Izotope RX Audio editor has a music rebalancing feature where you can select any of the four elements and modify their volume. It can't work perfectly but would be pretty good for this. One element is vocals so just leaving that at full volume and lowering the volumes of the other elements would do well. That and removing the sides, the low and some high frequencies should help isolate the voices even more. Beyond that you need careful use of cutting up the audio with fades to fully isolate the audio.


----------



## Fredeke (Jan 28, 2019)

Hasen6 said:


> Izotope RX Audio editor has a music rebalancing feature where you can select any of the four elements and modify their volume.
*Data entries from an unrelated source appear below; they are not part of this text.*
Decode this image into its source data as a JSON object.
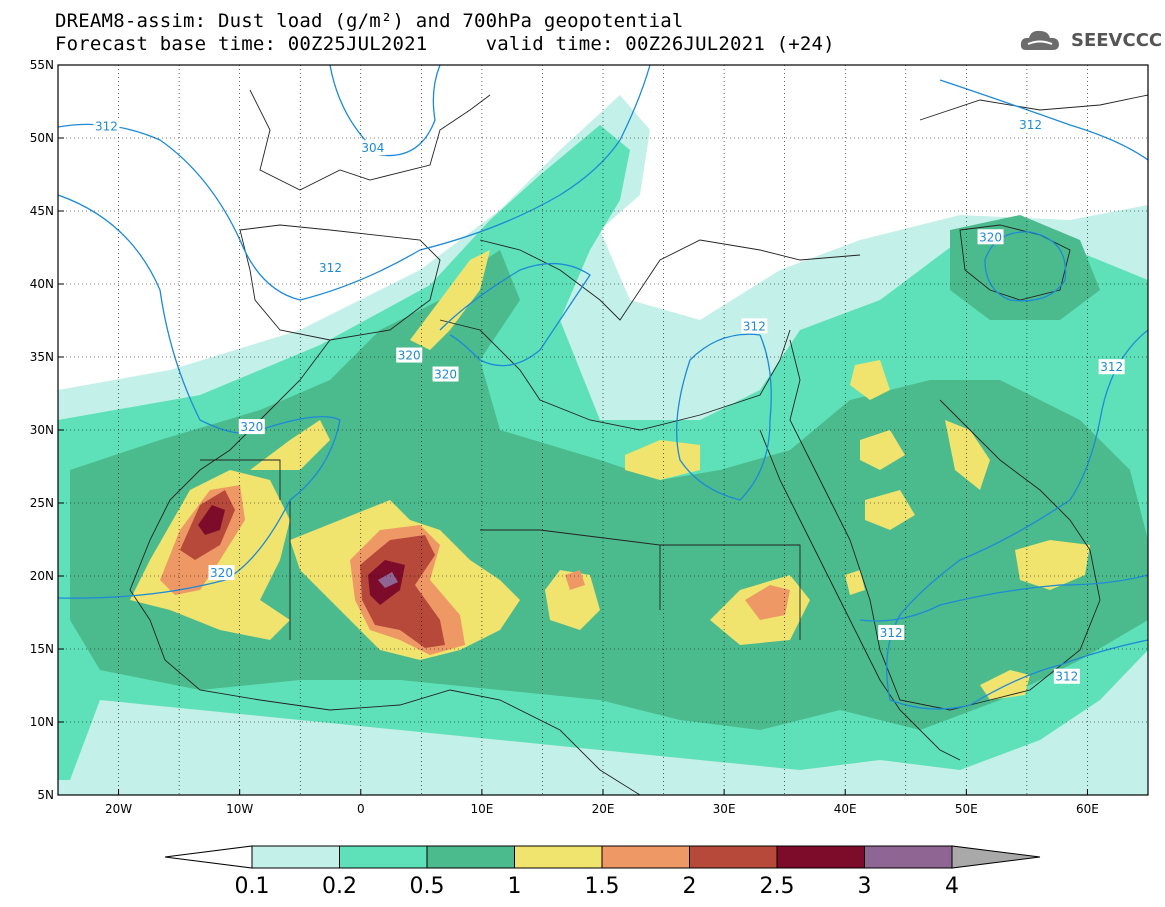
{
  "title": {
    "line1": "DREAM8-assim: Dust load (g/m²) and 700hPa geopotential",
    "line2": "Forecast base time: 00Z25JUL2021     valid time: 00Z26JUL2021 (+24)"
  },
  "logo": {
    "text": "SEEVCCC"
  },
  "map": {
    "lon_range": [
      -25,
      65
    ],
    "lat_range": [
      5,
      55
    ],
    "lon_ticks": [
      {
        "value": -20,
        "label": "20W"
      },
      {
        "value": -10,
        "label": "10W"
      },
      {
        "value": 0,
        "label": "0"
      },
      {
        "value": 10,
        "label": "10E"
      },
      {
        "value": 20,
        "label": "20E"
      },
      {
        "value": 30,
        "label": "30E"
      },
      {
        "value": 40,
        "label": "40E"
      },
      {
        "value": 50,
        "label": "50E"
      },
      {
        "value": 60,
        "label": "60E"
      }
    ],
    "lat_ticks": [
      {
        "value": 55,
        "label": "55N"
      },
      {
        "value": 50,
        "label": "50N"
      },
      {
        "value": 45,
        "label": "45N"
      },
      {
        "value": 40,
        "label": "40N"
      },
      {
        "value": 35,
        "label": "35N"
      },
      {
        "value": 30,
        "label": "30N"
      },
      {
        "value": 25,
        "label": "25N"
      },
      {
        "value": 20,
        "label": "20N"
      },
      {
        "value": 15,
        "label": "15N"
      },
      {
        "value": 10,
        "label": "10N"
      },
      {
        "value": 5,
        "label": "5N"
      }
    ],
    "contour_labels": [
      {
        "text": "312",
        "lon": -21,
        "lat": 50.8
      },
      {
        "text": "304",
        "lon": 1,
        "lat": 49.3
      },
      {
        "text": "312",
        "lon": -2.5,
        "lat": 41.1
      },
      {
        "text": "320",
        "lon": 4,
        "lat": 35.1
      },
      {
        "text": "320",
        "lon": 7,
        "lat": 33.8
      },
      {
        "text": "312",
        "lon": 32.5,
        "lat": 37.1
      },
      {
        "text": "320",
        "lon": -9,
        "lat": 30.2
      },
      {
        "text": "320",
        "lon": -11.5,
        "lat": 20.2
      },
      {
        "text": "312",
        "lon": 55.3,
        "lat": 50.9
      },
      {
        "text": "320",
        "lon": 52,
        "lat": 43.2
      },
      {
        "text": "312",
        "lon": 62,
        "lat": 34.3
      },
      {
        "text": "312",
        "lon": 43.8,
        "lat": 16.1
      },
      {
        "text": "312",
        "lon": 58.3,
        "lat": 13.1
      }
    ]
  },
  "colorbar": {
    "colors": [
      "#c3f0e8",
      "#5ee1b8",
      "#4bba8d",
      "#f0e36e",
      "#ee9866",
      "#b6493a",
      "#7c0c2a",
      "#8f6594"
    ],
    "over_color": "#a9a9a9",
    "labels": [
      "0.1",
      "0.2",
      "0.5",
      "1",
      "1.5",
      "2",
      "2.5",
      "3",
      "4"
    ]
  }
}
It can't work perfectly but would be pretty good for this. One element is vocals so just leaving that at full volume and lowering the volumes of the other elements would do well.



In the near future, AI should improve music removal (or vocals removal) greatly.
(In fact I predicted a couple of years ago that the first developer to do this would make tons of money. We'll see whether I was right.)

Now I wonder: Does Izotope RX use AI already ?


----------



## Hans-Peter (Jan 28, 2019)

Fredeke said:


> In the near future, AI should improve music removal (or vocals removal) greatly.
> (In fact I predicted a couple of years ago that the first developer to do this would make tons of money. We'll see whether I was right.)
> 
> Now I wonder: Does Izotope RX use AI already ?



Audionamix already uses AI. Not sure whether they make lots of money ...


----------



## Fredeke (Jan 28, 2019)

Hans-Peter said:


> Audionamix already uses AI. Not sure whether they make lots of money ...


Then I guess I was wrong earlier, when I implied removing the music was near impossible. New technology outdates our certitudes so fast...


----------